I feel like this can only be achived with another general AI, not a narrow AI that is much more narrow than the tested AI. Else the tested AI might simply get away with a wider “scheme”.
Another slight note about claiming lower models will evaluate higher models, if the current trend of aligned AIs being less capabale than unaligned AIs stays this way, this is a bad idea. You showed lots of linear curves here, but the y axis should be logarithmic in terms of capabilites. This means the distance between gpt5 and gpt6 might be 10x or in a similar region, especially if the smarter model is yet to be aligned and the other model is already reigned in.

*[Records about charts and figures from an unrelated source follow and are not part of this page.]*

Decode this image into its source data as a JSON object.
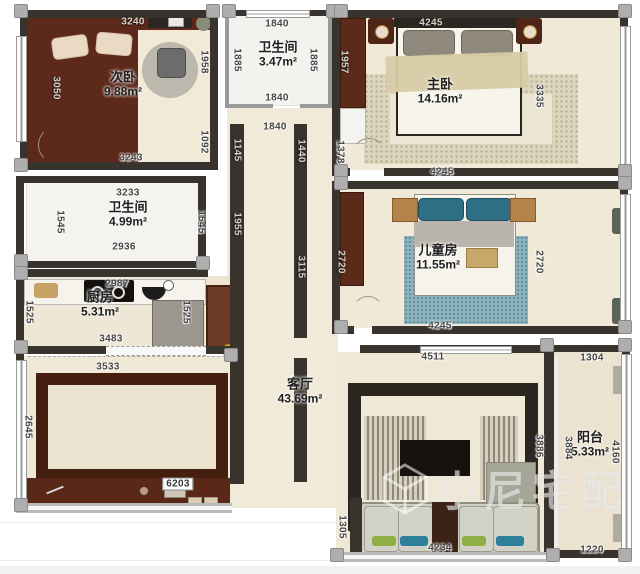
{
  "plan": {
    "watermark": {
      "text": "小尼宅配"
    },
    "rooms": [
      {
        "key": "secondary-bedroom",
        "name": "次卧",
        "area": "9.88m²",
        "x": 123,
        "y": 85
      },
      {
        "key": "bathroom-top",
        "name": "卫生间",
        "area": "3.47m²",
        "x": 278,
        "y": 55
      },
      {
        "key": "master-bedroom",
        "name": "主卧",
        "area": "14.16m²",
        "x": 440,
        "y": 92
      },
      {
        "key": "bathroom-left",
        "name": "卫生间",
        "area": "4.99m²",
        "x": 128,
        "y": 215
      },
      {
        "key": "kitchen",
        "name": "厨房",
        "area": "5.31m²",
        "x": 100,
        "y": 305
      },
      {
        "key": "children-room",
        "name": "儿童房",
        "area": "11.55m²",
        "x": 438,
        "y": 258
      },
      {
        "key": "living-room",
        "name": "客厅",
        "area": "43.69m²",
        "x": 300,
        "y": 392
      },
      {
        "key": "balcony",
        "name": "阳台",
        "area": "5.33m²",
        "x": 590,
        "y": 445
      }
    ],
    "dimensions": [
      {
        "value": "3240",
        "x": 133,
        "y": 22,
        "dark": true
      },
      {
        "value": "1840",
        "x": 277,
        "y": 24
      },
      {
        "value": "4245",
        "x": 431,
        "y": 23,
        "dark": true
      },
      {
        "value": "3050",
        "x": 56,
        "y": 88,
        "vert": true,
        "dark": true
      },
      {
        "value": "1958",
        "x": 204,
        "y": 62,
        "vert": true
      },
      {
        "value": "1885",
        "x": 237,
        "y": 60,
        "vert": true
      },
      {
        "value": "1885",
        "x": 313,
        "y": 60,
        "vert": true
      },
      {
        "value": "1957",
        "x": 344,
        "y": 62,
        "vert": true,
        "dark": true
      },
      {
        "value": "3335",
        "x": 539,
        "y": 96,
        "vert": true
      },
      {
        "value": "1840",
        "x": 277,
        "y": 98
      },
      {
        "value": "1092",
        "x": 204,
        "y": 142,
        "vert": true
      },
      {
        "value": "3243",
        "x": 131,
        "y": 158
      },
      {
        "value": "1840",
        "x": 275,
        "y": 127
      },
      {
        "value": "1145",
        "x": 237,
        "y": 150,
        "vert": true,
        "dark": true
      },
      {
        "value": "1440",
        "x": 301,
        "y": 151,
        "vert": true,
        "dark": true
      },
      {
        "value": "1378",
        "x": 340,
        "y": 152,
        "vert": true
      },
      {
        "value": "4245",
        "x": 442,
        "y": 172
      },
      {
        "value": "3233",
        "x": 128,
        "y": 193
      },
      {
        "value": "1545",
        "x": 60,
        "y": 222,
        "vert": true
      },
      {
        "value": "1545",
        "x": 201,
        "y": 222,
        "vert": true
      },
      {
        "value": "1955",
        "x": 237,
        "y": 224,
        "vert": true,
        "dark": true
      },
      {
        "value": "2936",
        "x": 124,
        "y": 247
      },
      {
        "value": "3115",
        "x": 301,
        "y": 267,
        "vert": true,
        "dark": true
      },
      {
        "value": "2720",
        "x": 341,
        "y": 262,
        "vert": true,
        "dark": true
      },
      {
        "value": "2720",
        "x": 539,
        "y": 262,
        "vert": true
      },
      {
        "value": "2987",
        "x": 117,
        "y": 284
      },
      {
        "value": "1525",
        "x": 29,
        "y": 312,
        "vert": true
      },
      {
        "value": "1525",
        "x": 186,
        "y": 312,
        "vert": true
      },
      {
        "value": "3483",
        "x": 111,
        "y": 339
      },
      {
        "value": "4245",
        "x": 440,
        "y": 326
      },
      {
        "value": "3533",
        "x": 108,
        "y": 367
      },
      {
        "value": "4511",
        "x": 433,
        "y": 357
      },
      {
        "value": "1304",
        "x": 592,
        "y": 358
      },
      {
        "value": "2645",
        "x": 28,
        "y": 427,
        "vert": true
      },
      {
        "value": "3884",
        "x": 568,
        "y": 448,
        "vert": true
      },
      {
        "value": "4160",
        "x": 615,
        "y": 452,
        "vert": true
      },
      {
        "value": "3886",
        "x": 539,
        "y": 446,
        "vert": true
      },
      {
        "value": "1305",
        "x": 342,
        "y": 527,
        "vert": true
      },
      {
        "value": "6203",
        "x": 178,
        "y": 484,
        "boxed": true
      },
      {
        "value": "4234",
        "x": 440,
        "y": 548
      },
      {
        "value": "1220",
        "x": 592,
        "y": 550
      }
    ],
    "layout": {
      "columns": [
        [
          14,
          4
        ],
        [
          206,
          4
        ],
        [
          222,
          4
        ],
        [
          326,
          4
        ],
        [
          334,
          4
        ],
        [
          618,
          4
        ],
        [
          14,
          158
        ],
        [
          14,
          254
        ],
        [
          14,
          266
        ],
        [
          14,
          340
        ],
        [
          14,
          498
        ],
        [
          196,
          256
        ],
        [
          334,
          164
        ],
        [
          618,
          164
        ],
        [
          334,
          176
        ],
        [
          618,
          176
        ],
        [
          334,
          320
        ],
        [
          618,
          320
        ],
        [
          540,
          338
        ],
        [
          618,
          338
        ],
        [
          546,
          548
        ],
        [
          618,
          548
        ],
        [
          224,
          348
        ],
        [
          330,
          548
        ]
      ]
    }
  }
}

As explained earlier, external testing of the model by a less intelligent entity becomes almost impossible in my opinion. I am unsure about how much a finetuned version might be able to close the gap, but my other point also shows that finetuning will only get us so far, as we cant narrow it down too far. For better than AGI (with AGI being as smart as the best human experts in every tasks) we very likely need to fully understand what happens inside the model to align it. But I really hope this is not the case, as I do not see people pausing long enough to seriously put the effort into that.